Six years ago at the San Francisco Opera, Bělohlávek conducted Janáček's The Makropolous Case, also starring Karita Mattila (above), in a production directed by Olivier Tambosi and designed by Frank Philipp Schlossmann, that was so good that I fell in love with the opera for the first time. The same conductor and diva soon took that show to the Metropolitan Opera in New York and I waited to hear the same kind of raving accolades which greeted it in San Francisco, but that didn't happen.

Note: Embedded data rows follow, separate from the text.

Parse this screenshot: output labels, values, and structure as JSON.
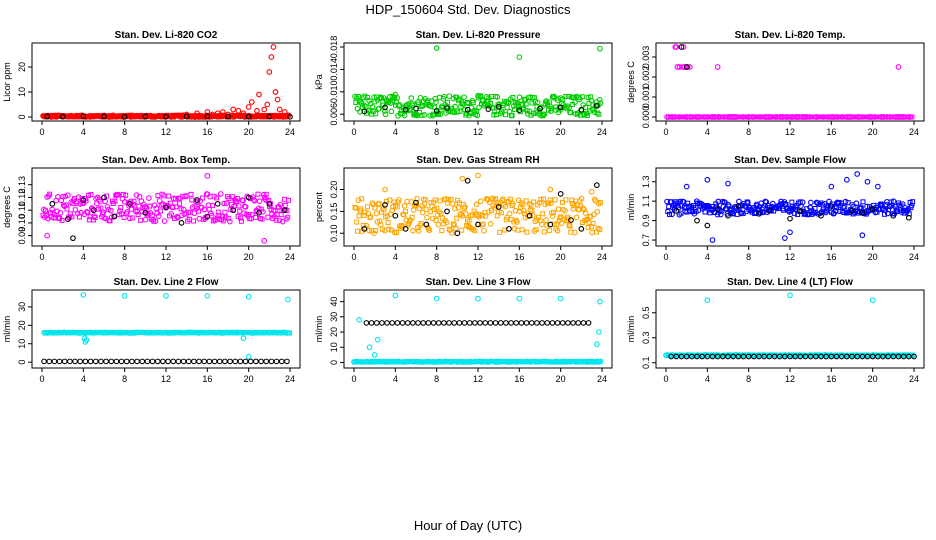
{
  "page": {
    "title": "HDP_150604  Std. Dev. Diagnostics",
    "xlabel": "Hour of Day (UTC)"
  },
  "colors": {
    "black": "#000000",
    "red": "#ff0000",
    "green": "#00cc00",
    "magenta": "#ff00ff",
    "orange": "#ffa500",
    "blue": "#0000ff",
    "cyan": "#00e5ee"
  },
  "chart_data": [
    {
      "type": "scatter",
      "title": "Stan. Dev. Li-820 CO2",
      "ylabel": "Licor ppm",
      "xlim": [
        0,
        24
      ],
      "ylim": [
        0,
        28
      ],
      "xticks": [
        "0",
        "4",
        "8",
        "12",
        "16",
        "20",
        "24"
      ],
      "yticks": [
        "0",
        "10",
        "20"
      ],
      "color": "red",
      "base": 0.3,
      "spread": 0.4,
      "black_points": [
        [
          0.5,
          0.2
        ],
        [
          2,
          0.1
        ],
        [
          4,
          0.3
        ],
        [
          6,
          0.2
        ],
        [
          8,
          0.1
        ],
        [
          10,
          0.2
        ],
        [
          12,
          0.1
        ],
        [
          14,
          0.2
        ],
        [
          16,
          0.3
        ],
        [
          18,
          0.2
        ],
        [
          20,
          0.1
        ],
        [
          22,
          0.2
        ],
        [
          24,
          0.1
        ]
      ],
      "outliers": [
        [
          14,
          1
        ],
        [
          15,
          1.5
        ],
        [
          16,
          2
        ],
        [
          16.5,
          1
        ],
        [
          17,
          1.5
        ],
        [
          17.5,
          2
        ],
        [
          18,
          1
        ],
        [
          18.5,
          3
        ],
        [
          19,
          2.5
        ],
        [
          19.5,
          1.5
        ],
        [
          20,
          4
        ],
        [
          20.3,
          6
        ],
        [
          20.8,
          2.5
        ],
        [
          21,
          9
        ],
        [
          21.5,
          3
        ],
        [
          21.8,
          5
        ],
        [
          22,
          18
        ],
        [
          22.2,
          24
        ],
        [
          22.4,
          28
        ],
        [
          22.6,
          10
        ],
        [
          22.8,
          7
        ],
        [
          23,
          3
        ],
        [
          23.5,
          2
        ]
      ]
    },
    {
      "type": "scatter",
      "title": "Stan. Dev. Li-820 Pressure",
      "ylabel": "kPa",
      "xlim": [
        0,
        24
      ],
      "ylim": [
        0.0055,
        0.018
      ],
      "xticks": [
        "0",
        "4",
        "8",
        "12",
        "16",
        "20",
        "24"
      ],
      "yticks": [
        "0.006",
        "0.010",
        "0.014",
        "0.018"
      ],
      "color": "green",
      "base": 0.0075,
      "spread": 0.0018,
      "black_points": [
        [
          1,
          0.0065
        ],
        [
          3,
          0.0072
        ],
        [
          5,
          0.0068
        ],
        [
          6,
          0.007
        ],
        [
          8,
          0.0066
        ],
        [
          9,
          0.0071
        ],
        [
          11,
          0.0068
        ],
        [
          13,
          0.0069
        ],
        [
          14,
          0.0073
        ],
        [
          16,
          0.0067
        ],
        [
          18,
          0.007
        ],
        [
          20,
          0.0072
        ],
        [
          22,
          0.0068
        ],
        [
          23.5,
          0.0075
        ]
      ],
      "outliers": [
        [
          8,
          0.0178
        ],
        [
          16,
          0.0162
        ],
        [
          23.8,
          0.0177
        ],
        [
          4,
          0.0095
        ],
        [
          12,
          0.0093
        ]
      ]
    },
    {
      "type": "scatter",
      "title": "Stan. Dev. Li-820 Temp.",
      "ylabel": "degrees C",
      "xlim": [
        0,
        24
      ],
      "ylim": [
        0,
        0.0035
      ],
      "xticks": [
        "0",
        "4",
        "8",
        "12",
        "16",
        "20",
        "24"
      ],
      "yticks": [
        "0.000",
        "0.001",
        "0.002",
        "0.003"
      ],
      "color": "magenta",
      "base": 0.0,
      "spread": 0.0,
      "black_points": [
        [
          1.5,
          0.0035
        ],
        [
          2,
          0.0025
        ]
      ],
      "outliers": [
        [
          0.9,
          0.0035
        ],
        [
          1.1,
          0.0025
        ],
        [
          1.3,
          0.0025
        ],
        [
          1.6,
          0.0025
        ],
        [
          1.8,
          0.0025
        ],
        [
          2.1,
          0.0025
        ],
        [
          2.3,
          0.0025
        ],
        [
          5,
          0.0025
        ],
        [
          22.5,
          0.0025
        ],
        [
          1,
          0.0035
        ],
        [
          1.7,
          0.0035
        ]
      ]
    },
    {
      "type": "scatter",
      "title": "Stan. Dev. Amb. Box Temp.",
      "ylabel": "degrees C",
      "xlim": [
        0,
        24
      ],
      "ylim": [
        0.085,
        0.14
      ],
      "xticks": [
        "0",
        "4",
        "8",
        "12",
        "16",
        "20",
        "24"
      ],
      "yticks": [
        "0.09",
        "0.10",
        "0.11",
        "0.12",
        "0.13"
      ],
      "color": "magenta",
      "base": 0.112,
      "spread": 0.011,
      "black_points": [
        [
          1,
          0.115
        ],
        [
          2.5,
          0.103
        ],
        [
          3,
          0.088
        ],
        [
          4,
          0.118
        ],
        [
          5,
          0.11
        ],
        [
          6,
          0.12
        ],
        [
          7,
          0.105
        ],
        [
          8.5,
          0.115
        ],
        [
          10,
          0.108
        ],
        [
          12,
          0.112
        ],
        [
          13.5,
          0.1
        ],
        [
          15,
          0.118
        ],
        [
          16,
          0.105
        ],
        [
          17,
          0.115
        ],
        [
          18.5,
          0.11
        ],
        [
          20,
          0.12
        ],
        [
          21,
          0.108
        ],
        [
          22,
          0.115
        ],
        [
          23.5,
          0.11
        ]
      ],
      "outliers": [
        [
          16,
          0.137
        ],
        [
          21.5,
          0.086
        ],
        [
          0.5,
          0.09
        ]
      ]
    },
    {
      "type": "scatter",
      "title": "Stan. Dev. Gas Stream RH",
      "ylabel": "percent",
      "xlim": [
        0,
        24
      ],
      "ylim": [
        0.08,
        0.24
      ],
      "xticks": [
        "0",
        "4",
        "8",
        "12",
        "16",
        "20",
        "24"
      ],
      "yticks": [
        "0.10",
        "0.15",
        "0.20"
      ],
      "color": "orange",
      "base": 0.14,
      "spread": 0.04,
      "black_points": [
        [
          1,
          0.11
        ],
        [
          3,
          0.165
        ],
        [
          4,
          0.14
        ],
        [
          5,
          0.11
        ],
        [
          6,
          0.17
        ],
        [
          7,
          0.12
        ],
        [
          9,
          0.15
        ],
        [
          10,
          0.1
        ],
        [
          11,
          0.22
        ],
        [
          12,
          0.12
        ],
        [
          14,
          0.16
        ],
        [
          15,
          0.11
        ],
        [
          17,
          0.14
        ],
        [
          19,
          0.12
        ],
        [
          20,
          0.19
        ],
        [
          21,
          0.13
        ],
        [
          22,
          0.11
        ],
        [
          23.5,
          0.21
        ]
      ],
      "outliers": [
        [
          10.5,
          0.225
        ],
        [
          12,
          0.232
        ],
        [
          3,
          0.2
        ],
        [
          19,
          0.2
        ],
        [
          23,
          0.195
        ]
      ]
    },
    {
      "type": "scatter",
      "title": "Stan. Dev. Sample Flow",
      "ylabel": "ml/min",
      "xlim": [
        0,
        24
      ],
      "ylim": [
        0.68,
        1.4
      ],
      "xticks": [
        "0",
        "4",
        "8",
        "12",
        "16",
        "20",
        "24"
      ],
      "yticks": [
        "0.7",
        "0.9",
        "1.1",
        "1.3"
      ],
      "color": "blue",
      "base": 1.03,
      "spread": 0.07,
      "black_points": [
        [
          1,
          1.0
        ],
        [
          3,
          0.9
        ],
        [
          4,
          0.85
        ],
        [
          5,
          1.02
        ],
        [
          6,
          0.95
        ],
        [
          7,
          1.05
        ],
        [
          9,
          0.97
        ],
        [
          10,
          1.0
        ],
        [
          12,
          0.92
        ],
        [
          13,
          1.0
        ],
        [
          15,
          0.95
        ],
        [
          16,
          1.05
        ],
        [
          18,
          1.0
        ],
        [
          19,
          0.98
        ],
        [
          20,
          1.02
        ],
        [
          22,
          0.95
        ],
        [
          23.5,
          0.93
        ]
      ],
      "outliers": [
        [
          2,
          1.25
        ],
        [
          4,
          1.32
        ],
        [
          6,
          1.28
        ],
        [
          11.5,
          0.72
        ],
        [
          16,
          1.25
        ],
        [
          17.5,
          1.32
        ],
        [
          18.5,
          1.38
        ],
        [
          19,
          0.75
        ],
        [
          19.5,
          1.3
        ],
        [
          20.5,
          1.25
        ],
        [
          4.5,
          0.7
        ],
        [
          12,
          0.78
        ]
      ]
    },
    {
      "type": "scatter",
      "title": "Stan. Dev. Line 2 Flow",
      "ylabel": "ml/min",
      "xlim": [
        0,
        24
      ],
      "ylim": [
        -1,
        37
      ],
      "xticks": [
        "0",
        "4",
        "8",
        "12",
        "16",
        "20",
        "24"
      ],
      "yticks": [
        "0",
        "10",
        "20",
        "30"
      ],
      "color": "cyan",
      "band": {
        "y": 16,
        "from": 0.2,
        "to": 24
      },
      "black_line": {
        "y": 0.4,
        "from": 0.2,
        "to": 24
      },
      "outliers": [
        [
          4,
          36.5
        ],
        [
          8,
          36
        ],
        [
          12,
          36
        ],
        [
          16,
          36
        ],
        [
          20,
          35.5
        ],
        [
          23.8,
          34
        ],
        [
          4.2,
          11
        ],
        [
          4.1,
          13
        ],
        [
          4.3,
          12
        ],
        [
          19.5,
          13
        ],
        [
          20,
          3
        ]
      ]
    },
    {
      "type": "scatter",
      "title": "Stan. Dev. Line 3 Flow",
      "ylabel": "ml/min",
      "xlim": [
        0,
        24
      ],
      "ylim": [
        -1,
        45
      ],
      "xticks": [
        "0",
        "4",
        "8",
        "12",
        "16",
        "20",
        "24"
      ],
      "yticks": [
        "0",
        "10",
        "20",
        "30",
        "40"
      ],
      "color": "cyan",
      "band": {
        "y": 0.5,
        "from": 0,
        "to": 24
      },
      "black_line": {
        "y": 26,
        "from": 1.2,
        "to": 23
      },
      "outliers": [
        [
          4,
          44
        ],
        [
          8,
          42
        ],
        [
          12,
          42
        ],
        [
          16,
          42
        ],
        [
          20,
          42
        ],
        [
          23.8,
          40
        ],
        [
          1.5,
          10
        ],
        [
          2,
          5
        ],
        [
          0.5,
          28
        ],
        [
          23.5,
          12
        ],
        [
          23.7,
          20
        ],
        [
          2.3,
          15
        ]
      ]
    },
    {
      "type": "scatter",
      "title": "Stan. Dev. Line 4 (LT) Flow",
      "ylabel": "ml/min",
      "xlim": [
        0,
        24
      ],
      "ylim": [
        0.09,
        0.65
      ],
      "xticks": [
        "0",
        "4",
        "8",
        "12",
        "16",
        "20",
        "24"
      ],
      "yticks": [
        "0.1",
        "0.3",
        "0.5"
      ],
      "color": "cyan",
      "band": {
        "y": 0.16,
        "from": 0,
        "to": 24
      },
      "black_line": {
        "y": 0.15,
        "from": 0.5,
        "to": 24
      },
      "outliers": [
        [
          4,
          0.6
        ],
        [
          12,
          0.64
        ],
        [
          20,
          0.6
        ]
      ]
    }
  ]
}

A friend of mine who saw the production in both cities mentioned that the difference was in the supporting cast, which simply didn't gel in New York the way they did in San Francisco.

This same production of Jenůfa with Mattila will also be performed at the Metropolitan next season and let's hope they do it as well as San Francisco. In any case, there are has four more performances here, including one tonight (Wednesday), and I cannot urge you strongly enough to attend one of them.

Though I am not crazy about the heavy-handed stone symbolism of the set design concept by director Tambosi and designer Schlossmann, every other element of the production is perfection. Click here for tickets, or just walk to the box office on the day of performance and grab a standing room ticket for $10. This is one of those legendary productions people will be talking about for years. (All production photos are by Cory Weaver.)

1 comment:

Hattie said...

You have such a depth of knowledge. I am so jealous.